When everything is clean and dry, rub all the metal surfaces with an old rag dampened with clean motor oil or coat them with a spray lubricant such as WD-40. Then, dampen an old rag with linseed oil or even a furniture polish such as Old English oil and rub all the wooden surfaces. It doesn’t hurt for these wooden handles to be pretty thick with oil when you put them away for winter.

Lawn mowers need care, too. First, rid the gas tank of all gas by letting the mower run on low speed until you use up all the gas and the motor stops on its own. Gas left in the mower can thicken up and get sticky over winter and glop your carburetor and gas lines.

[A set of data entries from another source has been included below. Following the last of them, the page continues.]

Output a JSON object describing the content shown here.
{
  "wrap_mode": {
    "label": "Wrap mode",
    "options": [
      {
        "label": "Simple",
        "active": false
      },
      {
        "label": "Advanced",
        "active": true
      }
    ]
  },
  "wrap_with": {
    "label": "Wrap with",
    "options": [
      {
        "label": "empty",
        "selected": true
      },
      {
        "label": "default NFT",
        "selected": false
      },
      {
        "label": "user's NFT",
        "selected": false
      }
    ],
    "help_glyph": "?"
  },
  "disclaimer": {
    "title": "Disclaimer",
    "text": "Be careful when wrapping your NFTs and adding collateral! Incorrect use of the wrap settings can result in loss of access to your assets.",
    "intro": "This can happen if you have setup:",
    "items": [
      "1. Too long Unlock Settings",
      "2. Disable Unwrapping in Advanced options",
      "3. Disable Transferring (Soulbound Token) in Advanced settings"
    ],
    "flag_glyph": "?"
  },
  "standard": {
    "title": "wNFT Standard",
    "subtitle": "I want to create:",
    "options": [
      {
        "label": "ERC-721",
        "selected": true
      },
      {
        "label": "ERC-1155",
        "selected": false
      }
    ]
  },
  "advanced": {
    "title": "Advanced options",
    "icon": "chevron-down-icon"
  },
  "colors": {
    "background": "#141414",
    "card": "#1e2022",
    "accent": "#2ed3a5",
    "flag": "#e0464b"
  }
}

When the engine is cooled, drain the motor oil out of the machine. Read your owner’s manual for directions. After a full season of use, your oil is surely dirty and in need of changing anyway. Be sure to refill the engine with fresh clean oil next spring.

Now, clean off the outer surface of the machine with a whisk broom or rag to remove all the leaves, grass clippings and dirt that built up over the season. Next, flip the mower over and scrape all the grass buildup under the cutting area. While you are there, remove the cutting blades and get them sharpened or you can sharpen them yourself with a metal file and a vise to hold the blade tight while you file it to return the blade to its original shape.

With pots and planters, empty the soil and plant material out of your wooden and terra cotta planting containers. Scrape out the dirt and spray them with a hose to clean them. Bring the terra cotta pots indoors to protect them from freezing and cracking over winter. Turn the wooden containers upside down or hang them to give them a chance to dry out a little over winter.

Be sure to disconnect your hose and drain it before you coil it and hang it in the garage. Empty all watering cans and turn them upside down to keep them dry and clean over the winter.